- Theatrical release poster
- Directed by: Lije Sarki
- Written by: Lije Sarki
- Story by: Lije Sarki and Eric Gross
- Produced by: Robert Odgen Barnum; Lucas Jarach; Lije Jarki; Ari Basile;
- Starring: Johnny Knoxville; Mo Amer; GaTa; Bobby Lee; Theo Von; Brian Van Holt; Jon Park; Shakewell; Adam Faison; Erik Anthony Gonzales; Beth Grant; Jay Mohr; Kate Upton;
- Cinematography: Sing Howe Yam
- Edited by: Ken O’Keefe
- Music by: Daniel Davies
- Production companies: 1993; The Barnum Picture Company;
- Distributed by: Paramount Pictures
- Release date: April 12, 2024;
- Running time: 99 minutes
- Country: United States
- Language: English

= Sweet Dreams (2024 film) =

2024 sports comedy directed by Lije Sarki

Sweet Dreams is a 2024 American sports comedy drama film directed by Lije Sarki. The film stars Johnny Knoxville as a recovering alcoholic who forms a softball team with other patients at his rehab center to save the clinic from being sold.

== Plot ==

After waking up bloodied on a park bench due to a long night of drinking, Morris decides to check into the Sweet Dreams rehab center for a 90-day recovery program. At first he struggles to acclimate, but eventually Morris bonds with his fellow patients over softball.
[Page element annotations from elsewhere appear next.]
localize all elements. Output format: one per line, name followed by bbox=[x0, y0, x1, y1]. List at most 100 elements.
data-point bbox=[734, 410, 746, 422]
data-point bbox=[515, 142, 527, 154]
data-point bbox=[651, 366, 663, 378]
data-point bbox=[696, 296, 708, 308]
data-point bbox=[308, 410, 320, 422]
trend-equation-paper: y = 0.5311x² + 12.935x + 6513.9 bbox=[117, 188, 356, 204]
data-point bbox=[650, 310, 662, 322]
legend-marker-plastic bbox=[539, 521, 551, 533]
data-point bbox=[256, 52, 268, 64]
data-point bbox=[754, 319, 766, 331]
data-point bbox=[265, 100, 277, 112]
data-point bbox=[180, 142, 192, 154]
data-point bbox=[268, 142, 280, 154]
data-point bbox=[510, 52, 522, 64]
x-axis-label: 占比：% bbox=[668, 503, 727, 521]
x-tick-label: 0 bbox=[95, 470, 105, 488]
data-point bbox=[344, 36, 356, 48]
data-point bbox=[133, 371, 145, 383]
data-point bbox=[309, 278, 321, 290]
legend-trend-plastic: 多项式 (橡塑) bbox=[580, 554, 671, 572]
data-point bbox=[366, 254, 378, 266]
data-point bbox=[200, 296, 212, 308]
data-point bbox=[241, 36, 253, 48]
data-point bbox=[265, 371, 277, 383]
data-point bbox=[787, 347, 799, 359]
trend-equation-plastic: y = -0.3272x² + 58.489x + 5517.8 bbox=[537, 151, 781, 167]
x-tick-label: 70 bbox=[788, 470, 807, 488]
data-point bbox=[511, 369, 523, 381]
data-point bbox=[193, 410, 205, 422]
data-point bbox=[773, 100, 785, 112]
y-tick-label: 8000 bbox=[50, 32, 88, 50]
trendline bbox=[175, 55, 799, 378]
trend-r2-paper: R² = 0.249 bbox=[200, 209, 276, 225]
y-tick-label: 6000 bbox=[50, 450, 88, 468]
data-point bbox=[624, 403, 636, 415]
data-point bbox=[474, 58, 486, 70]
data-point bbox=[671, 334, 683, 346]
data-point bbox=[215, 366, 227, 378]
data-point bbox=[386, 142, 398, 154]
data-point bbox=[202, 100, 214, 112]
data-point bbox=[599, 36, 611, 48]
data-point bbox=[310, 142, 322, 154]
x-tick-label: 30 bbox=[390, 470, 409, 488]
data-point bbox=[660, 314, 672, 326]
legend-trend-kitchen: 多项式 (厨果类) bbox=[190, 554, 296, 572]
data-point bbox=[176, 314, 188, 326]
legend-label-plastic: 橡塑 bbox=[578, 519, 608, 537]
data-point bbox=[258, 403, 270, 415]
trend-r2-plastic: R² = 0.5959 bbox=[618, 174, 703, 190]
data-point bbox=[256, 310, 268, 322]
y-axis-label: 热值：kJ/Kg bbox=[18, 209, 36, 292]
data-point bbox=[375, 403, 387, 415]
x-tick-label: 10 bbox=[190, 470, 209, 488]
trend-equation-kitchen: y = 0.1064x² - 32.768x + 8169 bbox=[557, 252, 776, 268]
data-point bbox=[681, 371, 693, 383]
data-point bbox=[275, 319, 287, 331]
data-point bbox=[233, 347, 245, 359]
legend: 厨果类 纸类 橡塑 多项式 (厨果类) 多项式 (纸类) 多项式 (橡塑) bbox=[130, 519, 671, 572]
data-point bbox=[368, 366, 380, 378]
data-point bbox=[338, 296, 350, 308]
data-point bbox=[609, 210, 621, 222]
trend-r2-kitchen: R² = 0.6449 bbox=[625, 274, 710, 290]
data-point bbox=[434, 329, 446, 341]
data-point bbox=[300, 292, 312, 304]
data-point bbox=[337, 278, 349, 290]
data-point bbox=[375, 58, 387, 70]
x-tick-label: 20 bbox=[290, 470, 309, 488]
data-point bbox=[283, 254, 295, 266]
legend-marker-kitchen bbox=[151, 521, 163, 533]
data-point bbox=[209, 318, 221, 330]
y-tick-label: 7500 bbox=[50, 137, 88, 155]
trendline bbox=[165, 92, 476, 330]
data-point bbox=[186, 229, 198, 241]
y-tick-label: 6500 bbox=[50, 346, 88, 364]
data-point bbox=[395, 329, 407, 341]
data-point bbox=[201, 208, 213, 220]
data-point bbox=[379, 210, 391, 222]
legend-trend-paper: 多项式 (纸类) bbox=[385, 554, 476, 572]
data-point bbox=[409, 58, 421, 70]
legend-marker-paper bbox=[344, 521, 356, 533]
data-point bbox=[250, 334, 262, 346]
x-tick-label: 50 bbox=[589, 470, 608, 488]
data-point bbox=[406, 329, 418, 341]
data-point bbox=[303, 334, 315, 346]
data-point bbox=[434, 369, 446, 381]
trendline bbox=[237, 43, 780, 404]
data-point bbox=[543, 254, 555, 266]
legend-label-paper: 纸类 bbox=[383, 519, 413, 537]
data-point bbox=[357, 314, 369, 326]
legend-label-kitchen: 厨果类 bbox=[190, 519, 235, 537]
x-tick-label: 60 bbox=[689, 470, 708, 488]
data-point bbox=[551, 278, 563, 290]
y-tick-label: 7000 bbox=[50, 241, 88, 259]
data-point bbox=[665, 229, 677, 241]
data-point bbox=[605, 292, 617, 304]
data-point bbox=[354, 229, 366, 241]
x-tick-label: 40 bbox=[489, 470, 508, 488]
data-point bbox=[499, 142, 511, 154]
When Pete, the owner of Sweet Dreams, learns that he is in danger of losing the clinic, the patients enter a local softball tournament in hopes that the prize money will prevent the center from being sold at auction.

== Cast ==
- Johnny Knoxville as Morris Peters, a recovering alcoholic
- Mo Amer as Pete, the owner of the Sweet Dreams rehab center
- Jay Mohr as Frank, a former film industry executive undergoing treatment at Sweet Dreams
- GaTa as Jake
- Bobby Lee as Cruise
- Brian Van Holt as Mike D
- Jonnie Park as Dip
- Shakewell as Cedric
- Adam Faison as Stew
- Erik Anthony Gonzalez as Diego
- Kate Upton as Kat
- Theo Von as Garvey
- Anderson .Paak as D Squiz
- Beth Grant as Sandra

== Production ==
Sweet Dreams was inspired by director and screenwriter Lije Sarki's own experiences with sobriety. The film was shot in Los Angeles, including many real-life locations in the Westside.

== Release ==
A "Friends & Family" screening of Sweet Dreams for the cast, crew, and guests was hosted in Los Angeles by Paramount Pictures on April 1, 2024. The film was released in theaters on April 12 and became available on digital streaming platforms on April 16.